Shopping Malls – another creation of the West, are built in high numbers in cities which can barely sustain one. These capitalist fortresses became the monument of the new society. Cities within the city, they provide everything that the simple mind wants. In there are performed the daily cultural events, where one have to dress accordingly (with his best clothes) so one can show that he deserves to be in this high institution as a member of the wealthy class. Then the etiquette demands that one has to sit in an open café and talk about the people passing by.
A whole generation raised and nurtured by this lifestyle. Generation which never attended theater plays (In my home town if one asks about the location of the drama theater the answer would be “It`s between “McDonalds” and Mall “City center”) nor opera or ballet. People fed with magazines instead with books.
Modernization brings with it a new cultural set, which instills need for unnecessary things. It promotes the culture of the proud user and raises in value the so called “Shopping therapy” – horrendous psychological phenomenon, which aims to bridge emotional problems and adversity, personal obstacles with the purchasing of “stuff”. And here comes the paradox – the shallowness of the provided “medicine” leads to degeneration of life issues that concern the young mind. Issues such as self-realization, existential demands, politics, art, fantasy, spiritual enrichment and mental levels are long gone. Now the agenda is solving cases such as “which movie star got married, and which got divorced; hairstyles and brands of clothes. Given money for blessed life of motionless and ignorance.”
The package, which had sought only to enhance product quality, has become the product itself. Below it there is nothing … Materiality, appearance is everything … no one reads between the lines, no one delves into the essence of what is happening. The ideal goal of control is achieved – the new society is shallow brood of creatures, incapable of thought and sense, interested only in momentary goods that satisfy primal needs.

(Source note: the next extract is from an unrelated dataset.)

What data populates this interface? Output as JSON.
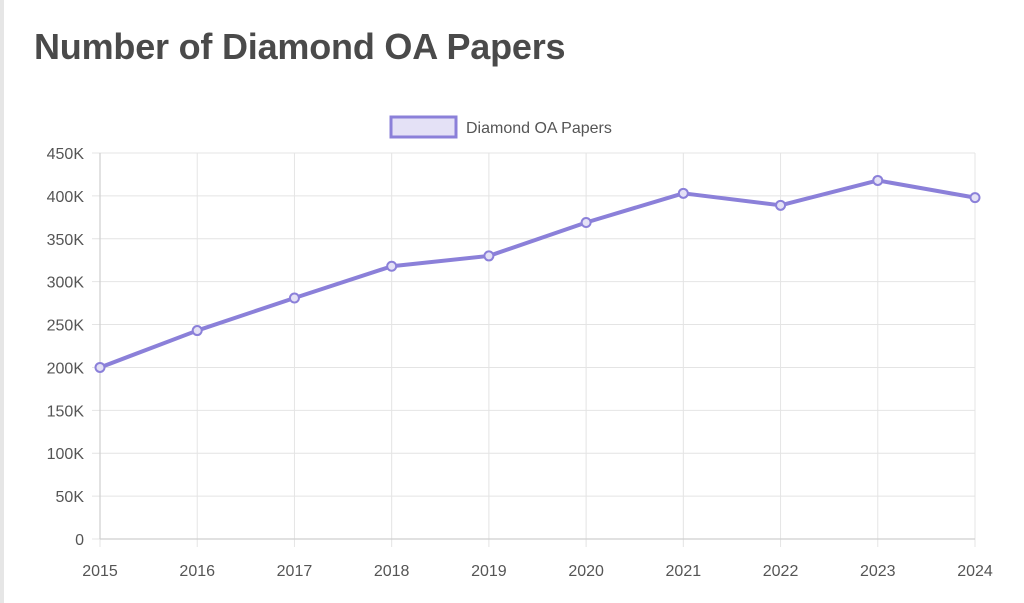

But the consequences of this cultural nihilism are more or less currently confined, unless the West does not suffer even greater and longer economic crisis. In the current society the common man is not considered wise, but still reasonable concerning the fulfillment of his basic daily human needs. But only the reasonable are not enough for the development of society. The problem is that modern democracies are built and exist because of ordinary people who live under the motto “work-buy-consume-die”. In order to thrive, society needs the creative forces of science and art. Everyone must enter into contact with the worlds that give meaning to life. Nothing is more dehumanizing and nothing leads more surely to a crisis of thought, then the idea that our lives are meaningless events in a meaningless world.
Market economies really created a world of unprecedented prosperity, but also a world that is increasingly impoverished spiritually. The big problem today is taking action against the spiritual poverty. The future is impossible without its solution.